At a) you have to find a sequence of digits $c_1,c_2,\ldots$ such that no matter how we put 1 or 2 or 3 or ... or 9 digits between $c_1$ and $c_2$, then between $c_2$ and $c_3$, etc. the resulting number ${0.c_1 \ a_1a_2\ldots a_{k_1}} \ c_2 \ b_1b_2\ldots b_{k_2} \ c_3 \ \ldots$ is not rational. At b) you must prove that if we allow to include 10 digits between each two consecutive terms of $\{c_n\}_n$ we can create a rational number.

For a. It is quite clear. Take, for example, $c_n=s_k\pmod{10}$ for all $10^{k!}<n\leq 10^{(k+1)!}$, where $s_k$ is a sequence s.t. for each ordered pair of digits $(a,b)$ there are infinitely many $i$ s.t. $s_i=a$ and $s_i=b$. Suppose we can construct a rational number $r$ from it. The choice of $c_n$ guaratees that part of each digit in representation of $r$ is at least $\frac{1}{10}$. It follows that each digit 0,..., 9 meets exactly 10% of times in the period of $r$. Moreover it is clear we should have $r_n=r_{n+10}$, i.e. period is $d_1d_2...d_10$, where $\{d_1,...,d_10\}=\{0,1,2,...,9\}$. On the other hand it is an impossible. Indeed, suppose $c_n=d_1$ and $c_{n+1}=d_2$ (remember, there are infinitely many such $n$), then we should insert at least 10 numbers between them! Contradiction.

Myth wrote: For a. It is quite clear. This appears to be the most difficult problem on the test, as far as the results go

For b. Indeed, I am dumb. We can always provide a period $0123456789$.

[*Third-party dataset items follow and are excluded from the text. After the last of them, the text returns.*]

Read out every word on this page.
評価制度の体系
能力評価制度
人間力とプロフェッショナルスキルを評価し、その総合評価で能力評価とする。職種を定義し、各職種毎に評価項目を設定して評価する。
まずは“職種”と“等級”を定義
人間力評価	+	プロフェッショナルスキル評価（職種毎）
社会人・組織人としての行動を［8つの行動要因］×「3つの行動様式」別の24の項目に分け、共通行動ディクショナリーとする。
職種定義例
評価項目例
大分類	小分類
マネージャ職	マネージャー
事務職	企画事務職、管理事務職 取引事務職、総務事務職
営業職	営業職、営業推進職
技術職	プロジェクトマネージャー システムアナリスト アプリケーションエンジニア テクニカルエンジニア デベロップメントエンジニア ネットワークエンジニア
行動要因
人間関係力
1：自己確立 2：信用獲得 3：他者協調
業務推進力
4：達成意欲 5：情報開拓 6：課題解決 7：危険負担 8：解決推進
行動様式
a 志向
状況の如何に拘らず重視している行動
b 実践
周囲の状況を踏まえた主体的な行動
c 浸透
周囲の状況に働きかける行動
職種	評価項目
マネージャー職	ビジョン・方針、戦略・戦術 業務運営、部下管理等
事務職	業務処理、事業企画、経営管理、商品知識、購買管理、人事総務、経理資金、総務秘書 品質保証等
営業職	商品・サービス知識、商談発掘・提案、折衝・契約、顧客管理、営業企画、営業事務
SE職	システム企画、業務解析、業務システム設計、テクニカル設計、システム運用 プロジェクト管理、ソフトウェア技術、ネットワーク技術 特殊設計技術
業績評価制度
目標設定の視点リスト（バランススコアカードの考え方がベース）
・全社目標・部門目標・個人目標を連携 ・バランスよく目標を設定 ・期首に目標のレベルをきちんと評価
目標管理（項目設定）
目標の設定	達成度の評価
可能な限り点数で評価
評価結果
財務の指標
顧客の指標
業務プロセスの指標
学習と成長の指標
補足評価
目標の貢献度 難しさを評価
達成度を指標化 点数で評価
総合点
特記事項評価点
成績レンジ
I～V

Also for (a) (terribly sorry if this is the same as Myth's solution). Given the first few digits $c_1,c_2,\ldots,c_k$ and a rational, partition the decimal representation of the rational in groups of $9$ digits. From each such group, at least one digit is missing, and in each group we must have at least one of the $c_i$'s. Pick a digit $a$ which is missing from a group of $9$ which appears infinitely many times (which is part of the period, for example). If $t$ is large enough and $c_{k+1},c_{k+2},\ldots,c_{k+t}$ are all equal to $a$, then this rational cannot be formed by the procedure described in the problem. We now enumerate the rationals, and, at each step, we construct more of our sequence in the manner described above. I hope it's Ok.